Human disconnection from land, the climate crisis, and the catastrophic loss of habitat and species directly impact food security and the health of farms, humans, community, and the earth. The consolidation of industrial agriculture imperils our farms and food systems: Every day, 37 mid-sized farms close across the country. At the foundation of land injustice is the dispossession and theft of land from Indigenous peoples, Black farmers, and other communities of color. More than 60 percent of farmworkers are people of color, yet people of color own less than 2 percent of all farmland in the United States. Underlying all of this is the reality that we are in the midst of 400 million acres of U.S. farmland changing hands as a generation of farmers and ranchers retire. The time for transformation in how land is owned, accessed, valued, and used is now. 

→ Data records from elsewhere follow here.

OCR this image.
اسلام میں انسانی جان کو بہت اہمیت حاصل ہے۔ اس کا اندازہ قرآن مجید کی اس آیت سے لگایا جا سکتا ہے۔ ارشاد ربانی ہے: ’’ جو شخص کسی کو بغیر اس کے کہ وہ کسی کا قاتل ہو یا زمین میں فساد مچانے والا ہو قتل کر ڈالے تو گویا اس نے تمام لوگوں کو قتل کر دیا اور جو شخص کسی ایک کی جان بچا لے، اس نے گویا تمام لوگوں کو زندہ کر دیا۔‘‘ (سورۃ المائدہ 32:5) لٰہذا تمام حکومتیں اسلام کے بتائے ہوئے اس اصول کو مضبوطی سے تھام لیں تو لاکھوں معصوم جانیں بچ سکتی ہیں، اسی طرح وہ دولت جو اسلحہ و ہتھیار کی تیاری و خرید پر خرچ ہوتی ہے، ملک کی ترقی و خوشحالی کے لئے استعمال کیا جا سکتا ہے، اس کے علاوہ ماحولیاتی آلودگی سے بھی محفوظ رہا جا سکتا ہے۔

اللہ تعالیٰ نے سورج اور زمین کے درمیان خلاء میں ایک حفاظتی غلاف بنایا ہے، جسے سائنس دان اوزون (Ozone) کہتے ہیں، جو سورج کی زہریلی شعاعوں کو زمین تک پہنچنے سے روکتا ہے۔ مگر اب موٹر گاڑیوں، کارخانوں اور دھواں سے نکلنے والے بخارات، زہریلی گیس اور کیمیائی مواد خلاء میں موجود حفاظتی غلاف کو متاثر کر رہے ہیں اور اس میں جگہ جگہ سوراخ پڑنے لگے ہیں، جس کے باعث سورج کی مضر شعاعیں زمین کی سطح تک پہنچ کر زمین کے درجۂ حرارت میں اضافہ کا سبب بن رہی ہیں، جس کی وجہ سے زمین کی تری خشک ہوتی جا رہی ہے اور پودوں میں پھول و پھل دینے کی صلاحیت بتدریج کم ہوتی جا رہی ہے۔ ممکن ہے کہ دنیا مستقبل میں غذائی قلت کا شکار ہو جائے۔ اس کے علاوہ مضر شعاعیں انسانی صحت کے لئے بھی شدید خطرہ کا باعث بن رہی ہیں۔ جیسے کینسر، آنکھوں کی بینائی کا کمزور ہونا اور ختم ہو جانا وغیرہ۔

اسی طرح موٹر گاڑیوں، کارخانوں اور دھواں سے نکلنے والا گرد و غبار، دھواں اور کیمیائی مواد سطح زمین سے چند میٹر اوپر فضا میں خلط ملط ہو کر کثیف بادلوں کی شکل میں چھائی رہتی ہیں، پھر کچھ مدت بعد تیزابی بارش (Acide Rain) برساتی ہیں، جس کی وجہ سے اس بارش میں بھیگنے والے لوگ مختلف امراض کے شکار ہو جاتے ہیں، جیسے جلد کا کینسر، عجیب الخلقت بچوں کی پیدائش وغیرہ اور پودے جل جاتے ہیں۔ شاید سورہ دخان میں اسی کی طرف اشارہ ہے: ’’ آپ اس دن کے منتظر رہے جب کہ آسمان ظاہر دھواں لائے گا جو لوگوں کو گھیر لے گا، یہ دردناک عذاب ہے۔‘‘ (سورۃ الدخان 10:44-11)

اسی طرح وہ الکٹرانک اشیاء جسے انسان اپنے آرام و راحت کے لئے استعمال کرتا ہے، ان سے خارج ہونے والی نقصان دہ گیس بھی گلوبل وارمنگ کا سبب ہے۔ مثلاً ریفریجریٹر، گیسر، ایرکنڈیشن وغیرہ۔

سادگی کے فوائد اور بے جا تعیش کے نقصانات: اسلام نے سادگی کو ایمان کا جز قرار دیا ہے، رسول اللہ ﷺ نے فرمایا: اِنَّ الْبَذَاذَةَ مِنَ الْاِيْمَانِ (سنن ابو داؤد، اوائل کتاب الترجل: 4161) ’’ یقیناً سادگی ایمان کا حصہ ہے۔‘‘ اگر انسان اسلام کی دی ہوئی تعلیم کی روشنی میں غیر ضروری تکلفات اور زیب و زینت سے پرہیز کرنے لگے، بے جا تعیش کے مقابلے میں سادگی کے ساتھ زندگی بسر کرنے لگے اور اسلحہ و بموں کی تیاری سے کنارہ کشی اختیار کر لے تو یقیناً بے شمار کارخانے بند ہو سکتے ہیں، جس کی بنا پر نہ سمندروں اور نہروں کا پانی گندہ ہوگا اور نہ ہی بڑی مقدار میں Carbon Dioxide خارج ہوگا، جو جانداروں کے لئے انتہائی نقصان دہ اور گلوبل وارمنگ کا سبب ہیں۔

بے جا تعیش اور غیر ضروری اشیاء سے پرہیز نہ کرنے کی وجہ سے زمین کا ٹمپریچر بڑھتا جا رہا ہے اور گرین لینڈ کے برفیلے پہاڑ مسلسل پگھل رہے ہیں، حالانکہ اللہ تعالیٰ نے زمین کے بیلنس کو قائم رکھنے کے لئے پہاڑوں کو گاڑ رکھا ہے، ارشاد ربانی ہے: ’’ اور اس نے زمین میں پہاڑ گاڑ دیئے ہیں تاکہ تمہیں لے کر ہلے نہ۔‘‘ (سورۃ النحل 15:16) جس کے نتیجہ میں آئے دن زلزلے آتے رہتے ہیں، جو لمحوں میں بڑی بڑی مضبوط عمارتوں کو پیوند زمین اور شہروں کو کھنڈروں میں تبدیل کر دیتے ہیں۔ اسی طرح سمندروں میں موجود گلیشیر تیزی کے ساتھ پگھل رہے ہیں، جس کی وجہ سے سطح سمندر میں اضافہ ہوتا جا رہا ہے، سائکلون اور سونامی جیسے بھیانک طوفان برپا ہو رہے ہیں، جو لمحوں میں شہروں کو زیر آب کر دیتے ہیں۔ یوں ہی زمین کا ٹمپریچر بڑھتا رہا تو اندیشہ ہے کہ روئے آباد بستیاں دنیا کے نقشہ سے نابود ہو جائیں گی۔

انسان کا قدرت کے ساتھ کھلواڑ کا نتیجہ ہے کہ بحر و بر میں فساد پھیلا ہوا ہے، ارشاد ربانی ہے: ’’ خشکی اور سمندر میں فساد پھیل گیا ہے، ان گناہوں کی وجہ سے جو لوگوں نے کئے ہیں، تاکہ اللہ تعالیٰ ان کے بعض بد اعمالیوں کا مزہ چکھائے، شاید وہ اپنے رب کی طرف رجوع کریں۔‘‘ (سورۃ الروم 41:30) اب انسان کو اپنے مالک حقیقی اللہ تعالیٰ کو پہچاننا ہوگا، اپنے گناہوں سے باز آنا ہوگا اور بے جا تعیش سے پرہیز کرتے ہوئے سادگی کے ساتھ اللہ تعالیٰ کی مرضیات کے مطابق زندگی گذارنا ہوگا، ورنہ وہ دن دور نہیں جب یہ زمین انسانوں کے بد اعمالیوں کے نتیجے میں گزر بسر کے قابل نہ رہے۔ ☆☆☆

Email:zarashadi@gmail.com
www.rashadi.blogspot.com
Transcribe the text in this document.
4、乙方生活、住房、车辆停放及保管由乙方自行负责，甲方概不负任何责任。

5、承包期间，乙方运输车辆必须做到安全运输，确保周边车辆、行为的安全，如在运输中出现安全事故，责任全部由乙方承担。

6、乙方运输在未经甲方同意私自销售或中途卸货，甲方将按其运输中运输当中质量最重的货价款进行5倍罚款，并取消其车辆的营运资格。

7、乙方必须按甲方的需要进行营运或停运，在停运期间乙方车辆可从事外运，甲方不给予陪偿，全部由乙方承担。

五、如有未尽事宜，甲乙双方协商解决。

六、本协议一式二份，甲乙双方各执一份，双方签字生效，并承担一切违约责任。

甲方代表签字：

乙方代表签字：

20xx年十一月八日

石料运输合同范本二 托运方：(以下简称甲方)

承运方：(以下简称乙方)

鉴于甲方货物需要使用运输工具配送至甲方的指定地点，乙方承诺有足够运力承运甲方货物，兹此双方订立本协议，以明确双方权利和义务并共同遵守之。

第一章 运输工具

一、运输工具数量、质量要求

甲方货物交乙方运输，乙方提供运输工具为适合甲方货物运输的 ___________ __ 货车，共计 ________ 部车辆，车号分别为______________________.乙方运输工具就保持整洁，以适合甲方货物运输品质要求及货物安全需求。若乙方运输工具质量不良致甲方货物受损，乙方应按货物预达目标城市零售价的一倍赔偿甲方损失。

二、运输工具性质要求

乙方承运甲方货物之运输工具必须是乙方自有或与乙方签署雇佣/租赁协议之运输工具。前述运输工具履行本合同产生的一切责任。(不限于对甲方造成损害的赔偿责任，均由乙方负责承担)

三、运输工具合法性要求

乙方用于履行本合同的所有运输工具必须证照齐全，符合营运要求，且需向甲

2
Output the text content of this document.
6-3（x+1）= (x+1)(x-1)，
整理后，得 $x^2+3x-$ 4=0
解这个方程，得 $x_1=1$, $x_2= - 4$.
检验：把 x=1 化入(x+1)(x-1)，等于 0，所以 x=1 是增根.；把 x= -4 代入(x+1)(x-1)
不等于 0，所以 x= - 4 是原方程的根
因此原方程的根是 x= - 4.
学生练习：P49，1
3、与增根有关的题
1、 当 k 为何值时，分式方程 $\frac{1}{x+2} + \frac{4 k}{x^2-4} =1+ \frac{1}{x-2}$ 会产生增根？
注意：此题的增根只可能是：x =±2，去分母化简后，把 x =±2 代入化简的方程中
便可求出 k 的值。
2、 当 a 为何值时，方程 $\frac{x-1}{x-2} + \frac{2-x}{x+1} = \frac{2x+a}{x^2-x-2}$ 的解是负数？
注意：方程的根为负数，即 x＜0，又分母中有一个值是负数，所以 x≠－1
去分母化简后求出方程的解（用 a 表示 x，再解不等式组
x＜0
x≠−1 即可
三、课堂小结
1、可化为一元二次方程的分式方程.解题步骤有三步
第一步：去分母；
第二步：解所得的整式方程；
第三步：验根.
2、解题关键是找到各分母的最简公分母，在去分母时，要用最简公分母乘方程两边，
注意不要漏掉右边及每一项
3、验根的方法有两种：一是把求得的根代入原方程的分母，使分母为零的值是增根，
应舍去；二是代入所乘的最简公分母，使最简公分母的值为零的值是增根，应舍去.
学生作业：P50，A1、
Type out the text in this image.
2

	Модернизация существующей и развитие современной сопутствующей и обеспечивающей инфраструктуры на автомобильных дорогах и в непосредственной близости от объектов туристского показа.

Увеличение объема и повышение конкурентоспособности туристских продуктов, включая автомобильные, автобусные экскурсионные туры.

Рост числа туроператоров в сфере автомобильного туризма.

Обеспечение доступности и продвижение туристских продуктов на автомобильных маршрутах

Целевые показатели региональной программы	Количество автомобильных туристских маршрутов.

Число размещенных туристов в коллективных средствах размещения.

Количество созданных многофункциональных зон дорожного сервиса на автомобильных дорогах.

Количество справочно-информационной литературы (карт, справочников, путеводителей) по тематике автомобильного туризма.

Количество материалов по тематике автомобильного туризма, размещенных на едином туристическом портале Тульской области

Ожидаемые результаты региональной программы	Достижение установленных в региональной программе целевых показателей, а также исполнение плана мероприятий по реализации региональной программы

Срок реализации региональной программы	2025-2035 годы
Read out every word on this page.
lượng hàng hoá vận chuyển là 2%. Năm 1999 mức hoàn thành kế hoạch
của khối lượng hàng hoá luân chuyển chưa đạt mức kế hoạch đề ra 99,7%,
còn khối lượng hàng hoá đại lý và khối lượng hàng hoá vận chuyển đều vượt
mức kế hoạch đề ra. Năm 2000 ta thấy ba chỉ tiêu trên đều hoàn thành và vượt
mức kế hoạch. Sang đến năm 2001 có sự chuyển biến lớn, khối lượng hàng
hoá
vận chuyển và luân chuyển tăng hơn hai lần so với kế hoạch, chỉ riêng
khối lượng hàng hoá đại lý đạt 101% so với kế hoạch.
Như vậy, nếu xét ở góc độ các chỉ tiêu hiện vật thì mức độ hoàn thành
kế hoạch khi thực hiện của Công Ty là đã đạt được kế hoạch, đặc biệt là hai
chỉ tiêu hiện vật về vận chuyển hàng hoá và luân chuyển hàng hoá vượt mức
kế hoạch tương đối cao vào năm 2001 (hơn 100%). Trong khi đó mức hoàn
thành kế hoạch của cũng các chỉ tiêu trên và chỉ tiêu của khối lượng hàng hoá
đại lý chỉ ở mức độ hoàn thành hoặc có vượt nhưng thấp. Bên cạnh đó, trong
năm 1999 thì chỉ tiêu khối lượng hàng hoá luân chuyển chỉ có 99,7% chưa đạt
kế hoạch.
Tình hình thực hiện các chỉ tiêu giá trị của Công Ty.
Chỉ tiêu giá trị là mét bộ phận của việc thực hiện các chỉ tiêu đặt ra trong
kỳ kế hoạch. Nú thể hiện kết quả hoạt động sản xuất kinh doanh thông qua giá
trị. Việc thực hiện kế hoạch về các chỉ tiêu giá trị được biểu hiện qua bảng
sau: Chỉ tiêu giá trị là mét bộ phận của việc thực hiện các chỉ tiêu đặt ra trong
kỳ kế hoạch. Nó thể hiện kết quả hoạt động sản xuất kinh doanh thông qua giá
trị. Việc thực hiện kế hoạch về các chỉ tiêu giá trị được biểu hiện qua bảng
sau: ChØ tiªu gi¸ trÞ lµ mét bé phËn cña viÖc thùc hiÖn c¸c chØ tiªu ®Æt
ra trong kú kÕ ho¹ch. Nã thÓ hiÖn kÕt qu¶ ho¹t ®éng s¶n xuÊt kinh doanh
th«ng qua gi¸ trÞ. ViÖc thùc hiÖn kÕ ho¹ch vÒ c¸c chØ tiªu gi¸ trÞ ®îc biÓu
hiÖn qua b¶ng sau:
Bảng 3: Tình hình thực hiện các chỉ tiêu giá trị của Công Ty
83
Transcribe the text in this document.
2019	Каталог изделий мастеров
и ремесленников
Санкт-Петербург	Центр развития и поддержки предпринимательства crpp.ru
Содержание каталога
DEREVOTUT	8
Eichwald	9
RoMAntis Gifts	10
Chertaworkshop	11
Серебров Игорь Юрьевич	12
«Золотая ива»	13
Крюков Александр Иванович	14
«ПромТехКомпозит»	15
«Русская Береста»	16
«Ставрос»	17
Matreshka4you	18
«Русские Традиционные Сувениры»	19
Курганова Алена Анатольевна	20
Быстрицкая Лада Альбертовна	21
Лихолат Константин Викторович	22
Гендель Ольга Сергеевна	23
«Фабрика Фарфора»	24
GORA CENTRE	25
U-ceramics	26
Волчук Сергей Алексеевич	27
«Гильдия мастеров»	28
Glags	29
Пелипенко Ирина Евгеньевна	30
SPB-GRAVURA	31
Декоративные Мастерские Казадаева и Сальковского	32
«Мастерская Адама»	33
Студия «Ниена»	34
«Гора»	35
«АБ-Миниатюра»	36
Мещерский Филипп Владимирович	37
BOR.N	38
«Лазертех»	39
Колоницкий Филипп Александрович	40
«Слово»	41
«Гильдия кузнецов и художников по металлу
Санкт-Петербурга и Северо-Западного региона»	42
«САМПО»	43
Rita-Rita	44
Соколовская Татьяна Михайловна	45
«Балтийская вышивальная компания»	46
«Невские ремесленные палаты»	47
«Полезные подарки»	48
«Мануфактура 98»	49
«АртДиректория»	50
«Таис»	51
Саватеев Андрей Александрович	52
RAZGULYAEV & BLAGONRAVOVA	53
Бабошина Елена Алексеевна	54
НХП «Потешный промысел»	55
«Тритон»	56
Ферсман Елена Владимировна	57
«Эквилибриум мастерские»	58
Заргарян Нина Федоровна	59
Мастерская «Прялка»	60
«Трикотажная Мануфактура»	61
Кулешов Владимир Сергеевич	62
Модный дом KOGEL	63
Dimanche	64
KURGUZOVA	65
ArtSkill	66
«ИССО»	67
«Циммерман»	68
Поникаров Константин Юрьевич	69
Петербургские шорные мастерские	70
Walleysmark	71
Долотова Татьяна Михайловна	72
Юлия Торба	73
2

The West Virginia Agrarian Commons is building a community to value and sustain interconnected agricultural enterprises, creating equitable ownership, and an agrarian economy that restores the health of the land and its communities after centuries of exploitation. The Southeast Minnesota Agrarian Commons is focused on small-scale farm enterprises that provide new opportunities to rural Latinx immigrants and communities, and build economic resilience and community well-being. Somali Bantu communities resettling the exploited and neglected mill cities of Lewiston-Auburn, Maine are founding the Little Jubba Central Maine Agrarian Commons to hold community farms focused on local food production. Visit the Agrarian Commons website to learn more about the 10 founding Agrarian Commons. 

The May 1st, 2020 founding of the Agrarian Commons is a step toward transforming our relationship to land. Agrarian Trust is working to raise $10 million over the next two years for Agrarian Commons to acquire farms, fund land transaction costs and organizational capacity, and invest in farm viability and ecological health.